Concluido el santo sacrificio, el sacerdote baja las gradas del altar, y pronunciando las sublimes palabras del rito, va imprimiendo en todas las frentes la señal del polvo en que algún día han de ser convertidas. Ni un suspiro, ni una lágrima, aparecen a tan fúnebre aviso en aquellos semblantes, en que sólo se ven retratadas la conformidad y la esperanza; y tan apacible alegría, contraste sublime con la triste señal, sin duda sorprendería a aquel desgraciado que no siente en su pecho el bálsamo consolador de la religión.

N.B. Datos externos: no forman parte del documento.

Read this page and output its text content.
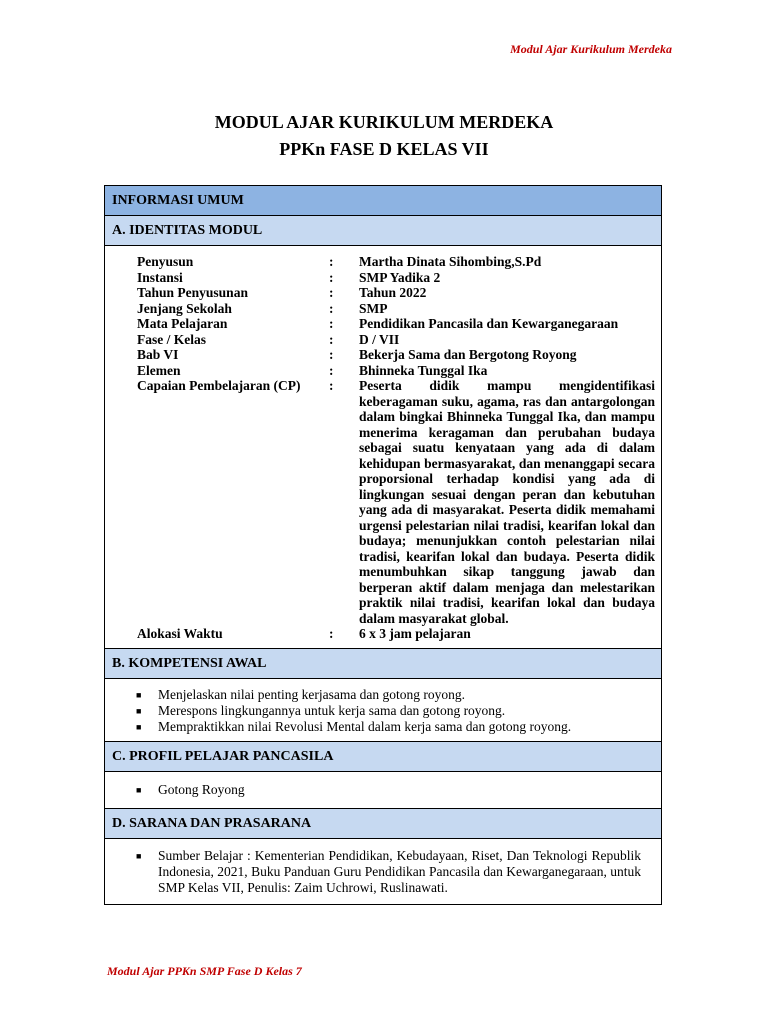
Modul Ajar Kurikulum Merdeka
MODUL AJAR KURIKULUM MERDEKA
PPKn FASE D KELAS VII
INFORMASI UMUM
A. IDENTITAS MODUL
Penyusun	:	Martha Dinata Sihombing,S.Pd
Instansi	:	SMP Yadika 2
Tahun Penyusunan	:	Tahun 2022
Jenjang Sekolah	:	SMP
Mata Pelajaran	:	Pendidikan Pancasila dan Kewarganegaraan
Fase / Kelas	:	D / VII
Bab VI	:	Bekerja Sama dan Bergotong Royong
Elemen	:	Bhinneka Tunggal Ika
Capaian Pembelajaran (CP)	:	Peserta didik mampu mengidentifikasi keberagaman suku, agama, ras dan antargolongan dalam bingkai Bhinneka Tunggal Ika, dan mampu menerima keragaman dan perubahan budaya sebagai suatu kenyataan yang ada di dalam kehidupan bermasyarakat, dan menanggapi secara proporsional terhadap kondisi yang ada di lingkungan sesuai dengan peran dan kebutuhan yang ada di masyarakat. Peserta didik memahami urgensi pelestarian nilai tradisi, kearifan lokal dan budaya; menunjukkan contoh pelestarian nilai tradisi, kearifan lokal dan budaya. Peserta didik menumbuhkan sikap tanggung jawab dan berperan aktif dalam menjaga dan melestarikan praktik nilai tradisi, kearifan lokal dan budaya dalam masyarakat global.
Alokasi Waktu	:	6 x 3 jam pelajaran
B. KOMPETENSI AWAL
■	Menjelaskan nilai penting kerjasama dan gotong royong.
■	Merespons lingkungannya untuk kerja sama dan gotong royong.
■	Mempraktikkan nilai Revolusi Mental dalam kerja sama dan gotong royong.
C. PROFIL PELAJAR PANCASILA
■	Gotong Royong
D. SARANA DAN PRASARANA
■	Sumber Belajar : Kementerian Pendidikan, Kebudayaan, Riset, Dan Teknologi Republik Indonesia, 2021, Buku Panduan Guru Pendidikan Pancasila dan Kewarganegaraan, untuk SMP Kelas VII, Penulis: Zaim Uchrowi, Ruslinawati.
Modul Ajar PPKn SMP Fase D Kelas 7
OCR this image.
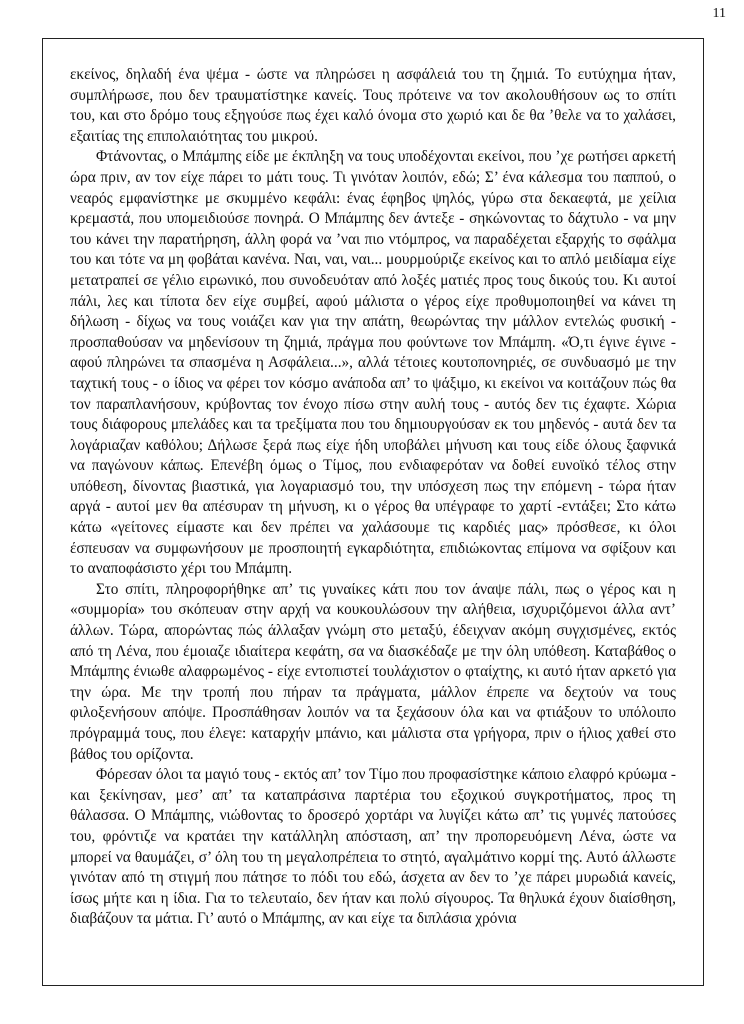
11

εκείνος, δηλαδή ένα ψέμα - ώστε να πληρώσει η ασφάλειά του τη ζημιά. Το ευτύχημα ήταν, συμπλήρωσε, που δεν τραυματίστηκε κανείς. Τους πρότεινε να τον ακολουθήσουν ως το σπίτι του, και στο δρόμο τους εξηγούσε πως έχει καλό όνομα στο χωριό και δε θα ’θελε να το χαλάσει, εξαιτίας της επιπολαιότητας του μικρού.

Φτάνοντας, ο Μπάμπης είδε με έκπληξη να τους υποδέχονται εκείνοι, που ’χε ρωτήσει αρκετή ώρα πριν, αν τον είχε πάρει το μάτι τους. Τι γινόταν λοιπόν, εδώ; Σ’ ένα κάλεσμα του παππού, ο νεαρός εμφανίστηκε με σκυμμένο κεφάλι: ένας έφηβος ψηλός, γύρω στα δεκαεφτά, με χείλια κρεμαστά, που υπομειδιούσε πονηρά. Ο Μπάμπης δεν άντεξε - σηκώνοντας το δάχτυλο - να μην του κάνει την παρατήρηση, άλλη φορά να ’ναι πιο ντόμπρος, να παραδέχεται εξαρχής το σφάλμα του και τότε να μη φοβάται κανένα. Ναι, ναι, ναι... μουρμούριζε εκείνος και το απλό μειδίαμα είχε μετατραπεί σε γέλιο ειρωνικό, που συνοδευόταν από λοξές ματιές προς τους δικούς του. Κι αυτοί πάλι, λες και τίποτα δεν είχε συμβεί, αφού μάλιστα ο γέρος είχε προθυμοποιηθεί να κάνει τη δήλωση - δίχως να τους νοιάζει καν για την απάτη, θεωρώντας την μάλλον εντελώς φυσική - προσπαθούσαν να μηδενίσουν τη ζημιά, πράγμα που φούντωνε τον Μπάμπη. «Ό,τι έγινε έγινε - αφού πληρώνει τα σπασμένα η Ασφάλεια...», αλλά τέτοιες κουτοπονηριές, σε συνδυασμό με την ταχτική τους - ο ίδιος να φέρει τον κόσμο ανάποδα απ’ το ψάξιμο, κι εκείνοι να κοιτάζουν πώς θα τον παραπλανήσουν, κρύβοντας τον ένοχο πίσω στην αυλή τους - αυτός δεν τις έχαφτε. Χώρια τους διάφορους μπελάδες και τα τρεξίματα που του δημιουργούσαν εκ του μηδενός - αυτά δεν τα λογάριαζαν καθόλου; Δήλωσε ξερά πως είχε ήδη υποβάλει μήνυση και τους είδε όλους ξαφνικά να παγώνουν κάπως. Επενέβη όμως ο Τίμος, που ενδιαφερόταν να δοθεί ευνοϊκό τέλος στην υπόθεση, δίνοντας βιαστικά, για λογαριασμό του, την υπόσχεση πως την επόμενη - τώρα ήταν αργά - αυτοί μεν θα απέσυραν τη μήνυση, κι ο γέρος θα υπέγραφε το χαρτί -εντάξει; Στο κάτω κάτω «γείτονες είμαστε και δεν πρέπει να χαλάσουμε τις καρδιές μας» πρόσθεσε, κι όλοι έσπευσαν να συμφωνήσουν με προσποιητή εγκαρδιότητα, επιδιώκοντας επίμονα να σφίξουν και το αναποφάσιστο χέρι του Μπάμπη.

Στο σπίτι, πληροφορήθηκε απ’ τις γυναίκες κάτι που τον άναψε πάλι, πως ο γέρος και η «συμμορία» του σκόπευαν στην αρχή να κουκουλώσουν την αλήθεια, ισχυριζόμενοι άλλα αντ’ άλλων. Τώρα, απορώντας πώς άλλαξαν γνώμη στο μεταξύ, έδειχναν ακόμη συγχισμένες, εκτός από τη Λένα, που έμοιαζε ιδιαίτερα κεφάτη, σα να διασκέδαζε με την όλη υπόθεση. Καταβάθος ο Μπάμπης ένιωθε αλαφρωμένος - είχε εντοπιστεί τουλάχιστον ο φταίχτης, κι αυτό ήταν αρκετό για την ώρα. Με την τροπή που πήραν τα πράγματα, μάλλον έπρεπε να δεχτούν να τους φιλοξενήσουν απόψε. Προσπάθησαν λοιπόν να τα ξεχάσουν όλα και να φτιάξουν το υπόλοιπο πρόγραμμά τους, που έλεγε: καταρχήν μπάνιο, και μάλιστα στα γρήγορα, πριν ο ήλιος χαθεί στο βάθος του ορίζοντα.

Φόρεσαν όλοι τα μαγιό τους - εκτός απ’ τον Τίμο που προφασίστηκε κάποιο ελαφρό κρύωμα - και ξεκίνησαν, μεσ’ απ’ τα καταπράσινα παρτέρια του εξοχικού συγκροτήματος, προς τη θάλασσα. Ο Μπάμπης, νιώθοντας το δροσερό χορτάρι να λυγίζει κάτω απ’ τις γυμνές πατούσες του, φρόντιζε να κρατάει την κατάλληλη απόσταση, απ’ την προπορευόμενη Λένα, ώστε να μπορεί να θαυμάζει, σ’ όλη του τη μεγαλοπρέπεια το στητό, αγαλμάτινο κορμί της. Αυτό άλλωστε γινόταν από τη στιγμή που πάτησε το πόδι του εδώ, άσχετα αν δεν το ’χε πάρει μυρωδιά κανείς, ίσως μήτε και η ίδια. Για το τελευταίο, δεν ήταν και πολύ σίγουρος. Τα θηλυκά έχουν διαίσθηση, διαβάζουν τα μάτια. Γι’ αυτό ο Μπάμπης, αν και είχε τα διπλάσια χρόνια
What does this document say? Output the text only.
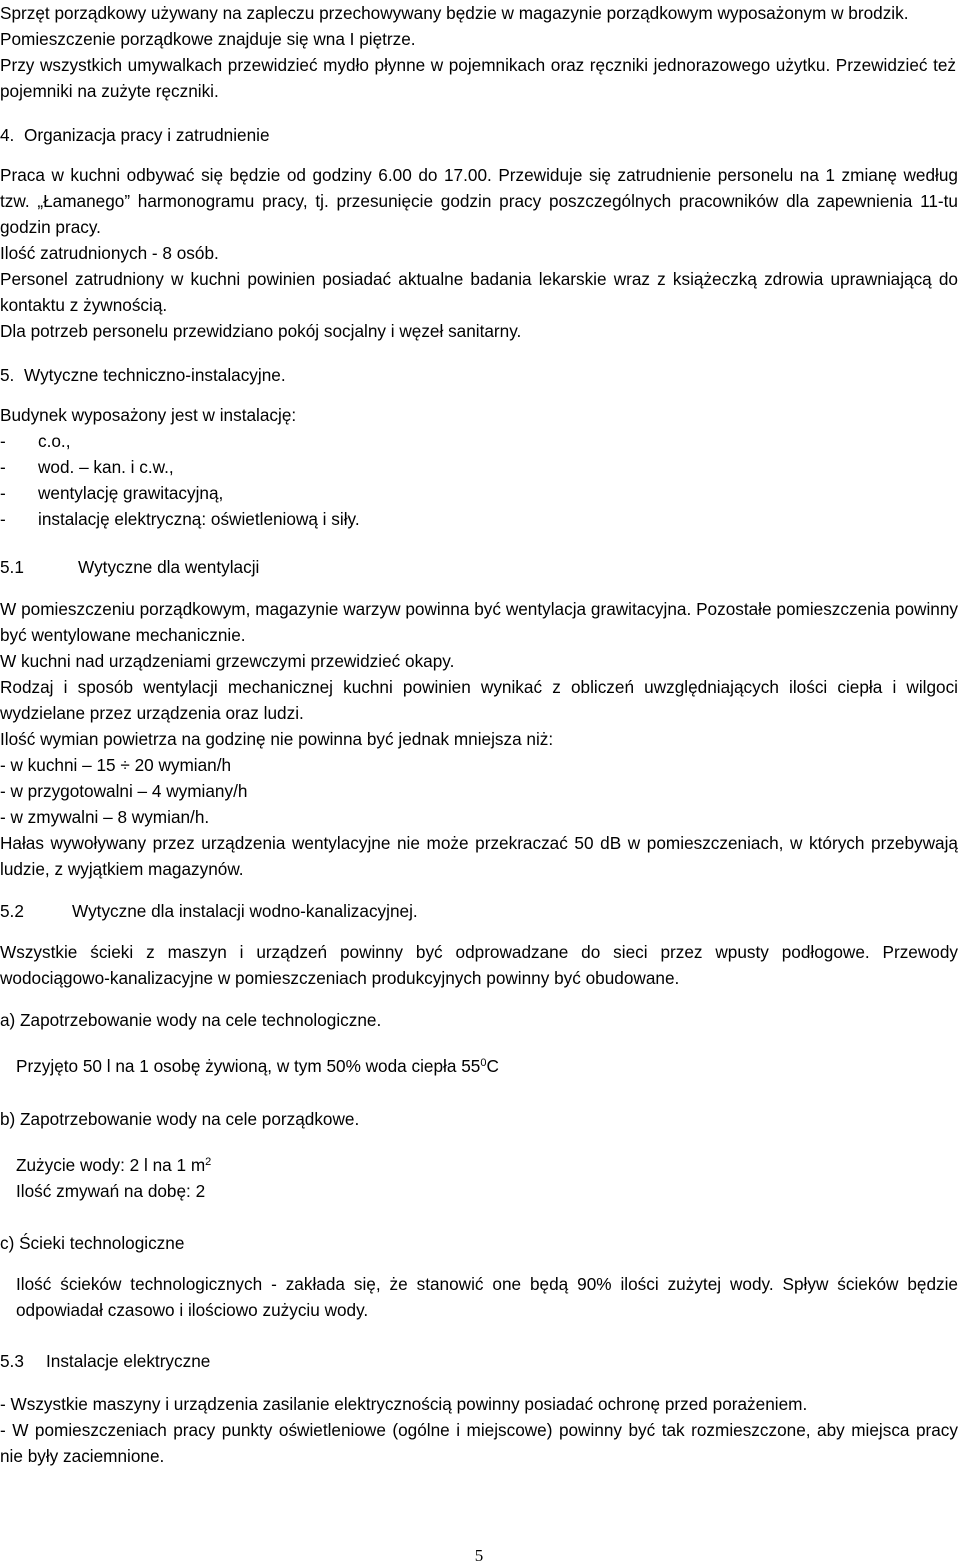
Sprzęt porządkowy używany na zapleczu przechowywany będzie w magazynie porządkowym wyposażonym w brodzik.

Pomieszczenie porządkowe znajduje się wna I piętrze.

Przy wszystkich umywalkach przewidzieć mydło płynne w pojemnikach oraz ręczniki jednorazowego użytku. Przewidzieć też pojemniki na zużyte ręczniki.

4. Organizacja pracy i zatrudnienie

Praca w kuchni odbywać się będzie od godziny 6.00 do 17.00. Przewiduje się zatrudnienie personelu na 1 zmianę według tzw. „Łamanego” harmonogramu pracy, tj. przesunięcie godzin pracy poszczególnych pracowników dla zapewnienia 11-tu godzin pracy.

Ilość zatrudnionych - 8 osób.

Personel zatrudniony w kuchni powinien posiadać aktualne badania lekarskie wraz z książeczką zdrowia uprawniającą do kontaktu z żywnością.

Dla potrzeb personelu przewidziano pokój socjalny i węzeł sanitarny.

5. Wytyczne techniczno-instalacyjne.

Budynek wyposażony jest w instalację:

-	c.o.,
-	wod. – kan. i c.w.,
-	wentylację grawitacyjną,
-	instalację elektryczną: oświetleniową i siły.
5.1	Wytyczne dla wentylacji

W pomieszczeniu porządkowym, magazynie warzyw powinna być wentylacja grawitacyjna. Pozostałe pomieszczenia powinny być wentylowane mechanicznie.

W kuchni nad urządzeniami grzewczymi przewidzieć okapy.

Rodzaj i sposób wentylacji mechanicznej kuchni powinien wynikać z obliczeń uwzględniających ilości ciepła i wilgoci wydzielane przez urządzenia oraz ludzi.

Ilość wymian powietrza na godzinę nie powinna być jednak mniejsza niż:

- w kuchni – 15 ÷ 20 wymian/h

- w przygotowalni – 4 wymiany/h

- w zmywalni – 8 wymian/h.

Hałas wywoływany przez urządzenia wentylacyjne nie może przekraczać 50 dB w pomieszczeniach, w których przebywają ludzie, z wyjątkiem magazynów.

5.2	Wytyczne dla instalacji wodno-kanalizacyjnej.

Wszystkie ścieki z maszyn i urządzeń powinny być odprowadzane do sieci przez wpusty podłogowe. Przewody wodociągowo-kanalizacyjne w pomieszczeniach produkcyjnych powinny być obudowane.

a) Zapotrzebowanie wody na cele technologiczne.

Przyjęto 50 l na 1 osobę żywioną, w tym 50% woda ciepła $55^0C$

b) Zapotrzebowanie wody na cele porządkowe.

Zużycie wody: 2 l na 1 $m^2$

Ilość zmywań na dobę: 2

c) Ścieki technologiczne

Ilość ścieków technologicznych - zakłada się, że stanowić one będą 90% ilości zużytej wody. Spływ ścieków będzie odpowiadał czasowo i ilościowo zużyciu wody.

5.3 Instalacje elektryczne

- Wszystkie maszyny i urządzenia zasilanie elektrycznością powinny posiadać ochronę przed porażeniem.

- W pomieszczeniach pracy punkty oświetleniowe (ogólne i miejscowe) powinny być tak rozmieszczone, aby miejsca pracy nie były zaciemnione.

5
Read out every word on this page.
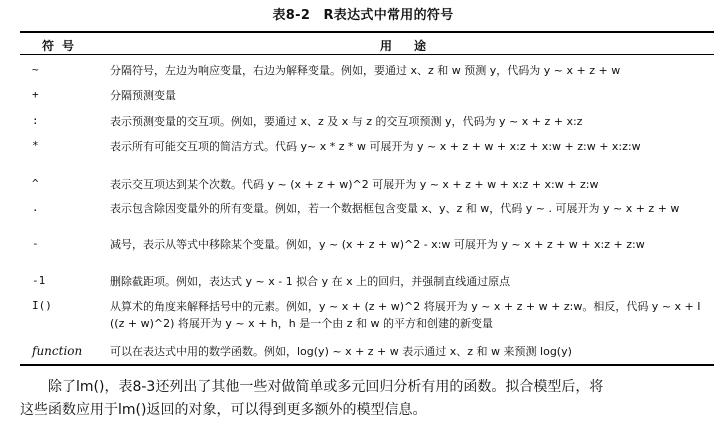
表8-2　R表达式中常用的符号
符号	用途
~	分隔符号，左边为响应变量，右边为解释变量。例如，要通过 x、z 和 w 预测 y，代码为 y ~ x + z + w
+	分隔预测变量
:	表示预测变量的交互项。例如，要通过 x、z 及 x 与 z 的交互项预测 y，代码为 y ~ x + z + x:z
*	表示所有可能交互项的简洁方式。代码 y~ x * z * w 可展开为 y ~ x + z + w + x:z + x:w + z:w + x:z:w
^	表示交互项达到某个次数。代码 y ~ (x + z + w)^2 可展开为 y ~ x + z + w + x:z + x:w + z:w
.	表示包含除因变量外的所有变量。例如，若一个数据框包含变量 x、y、z 和 w，代码 y ~ . 可展开为 y ~ x + z + w
-	减号，表示从等式中移除某个变量。例如，y ~ (x + z + w)^2 - x:w 可展开为 y ~ x + z + w + x:z + z:w
-1	删除截距项。例如，表达式 y ~ x - 1 拟合 y 在 x 上的回归，并强制直线通过原点
I()	从算术的角度来解释括号中的元素。例如，y ~ x + (z + w)^2 将展开为 y ~ x + z + w + z:w。相反，代码 y ~ x + I((z + w)^2) 将展开为 y ~ x + h，h 是一个由 z 和 w 的平方和创建的新变量
function	可以在表达式中用的数学函数。例如，log(y) ~ x + z + w 表示通过 x、z 和 w 来预测 log(y)
除了lm()，表8-3还列出了其他一些对做简单或多元回归分析有用的函数。拟合模型后，将
这些函数应用于lm()返回的对象，可以得到更多额外的模型信息。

Entre los varios grupos interesantes que se ofrecen a la vista por todo el templo, uno sobre todos llama la atención en este momento... Un venerable anciano, cuya blanca cabellera se confunde naturalmente con la mancha de la ceniza que lleva en la frente, trabaja y se afana ayudado de su muleta, para incorporarse y ponerse en pie... Sus débiles esfuerzos serían insuficientes si no contase con otro auxiliar más poderoso... Una figura angelical de mujer, en cuyas hermosas facciones se pinta toda la pureza de un corazón tierno e inocente, corre a sostener al impedido, y confundir sus blanquísimas manos con las secas y arrugadas del anciano. Mírala éste lleno de gratitud, y sus lágrimas de ternura parecen dar nuevas fuerzas a la tierna criatura, que prestando sus débiles hombros al pobre viejo, le conduce lentamente hasta la puerta del templo entregándole al mismo tiempo una moneda, única que en su bolsillo existe...

Aquella joven era su hija, aquella moneda el premio mezquino del trabajo de su costura en toda la noche anterior... ¡Y aquella noche había sido la noche última del Carnaval!... Y los alegres libertinos que regresaban de los bailes, al pasar por la puerta del templo, y viendo salir de él a aquella modesta beldad, se detienen un momento sorprendidos de su hermosura, y calmadas sus risas por un involuntario respeto, míranse mutuamente prorrumpiendo en esta exclamación: «¡Qué diablos! ¡y creíamos que habían estado en el baile todas las hermosas de Madrid!»